Now might not be the best time to buy a wireless router. The Wi-Fi Alliance, a standards body with Broadcom, Intel, Microsoft, Qualcomm, and several other tech titans serving as members, announced its next-generation wireless security protocol, Wi-fi Protected Access 3 (WPA3)
The updated standard can't arrive fast enough. Just last fall, it was discovered that a major vulnerability in WPA2 and WPA dubbed KRACK—Key Reinstallation Attack—could allow attackers to snoop on what is supposed to be encrypted traffic exchanged between computers and wireless access points. Obviously that's not good.
WPA3 will protect against that exploit, along with others. The first draft outlines four new features for both personal and enterprise wi-fi networks. The wi-fi Alliance didn't go into great detail, but did say two of the features will offer strong protection even when users choose weak passwords.
As explained to ZDNet by Mathy Vanhoef, a computer security academic, this is a newer kind of handshake between devices and networks. Essentially it will protect against brute-force dictionary attacks by blocking authentication after a set number of failed login attempts.
The two other features both offer better encryption. One is "individualized data encryption" in open networks, such as those found in public places, ensuring that data between your device and the router can't be easily snooped. And the other is a stronger 192-bit security suite, which the Wi-Fi Alliance says is aligned with the Commercial National Security Algorithm Suite from the Committee on National Security Systems.

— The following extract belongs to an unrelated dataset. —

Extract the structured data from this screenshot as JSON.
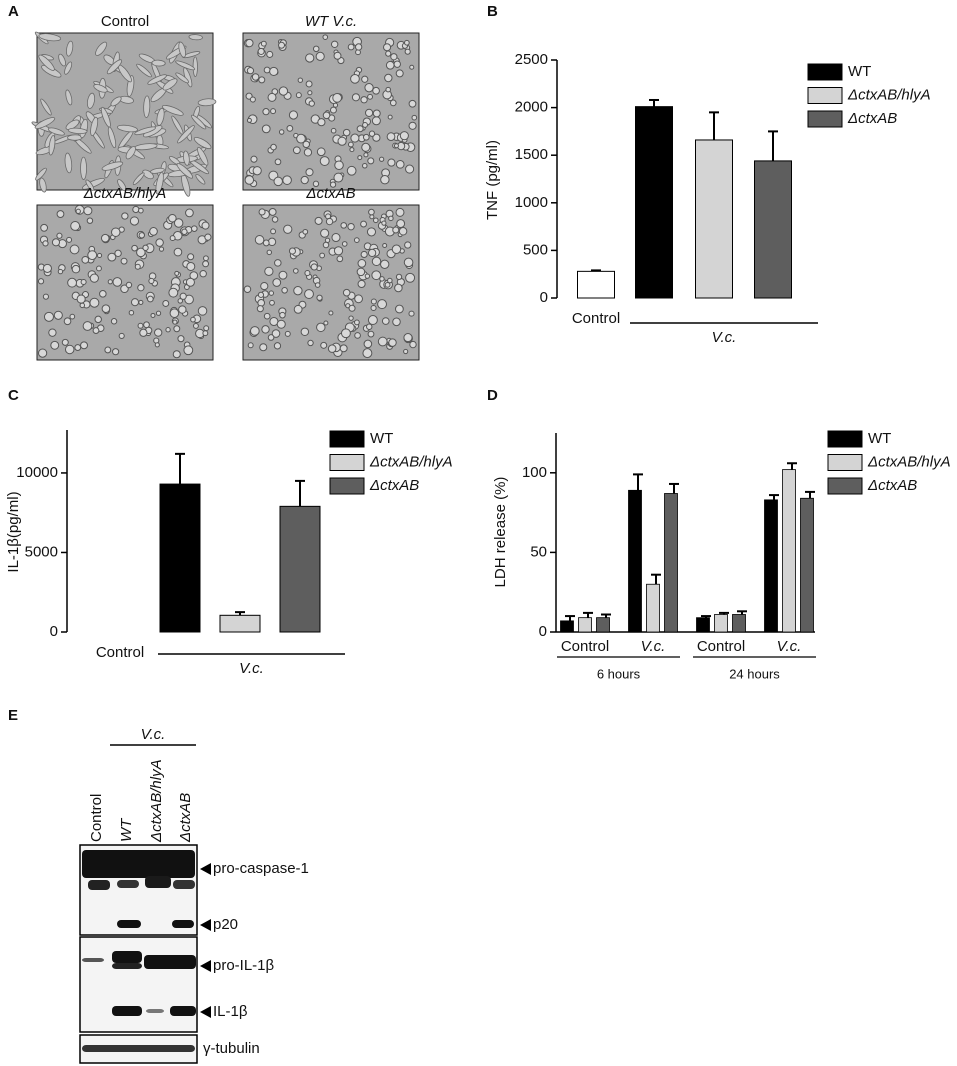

"Security is a foundation of Wi-Fi Alliance certification programs, and we are excited to introduce new features to the Wi-fi Certified family of security solutions," said Edgar Figueroa, president and CEO of Wi-Fi Alliance. "The Wi-fi Certified designation means wi-fi devices meet the highest standards for interoperability and security protections.”
Retail devices supporting WPA3 are expected to arrive sometime this year, likely within the new few months.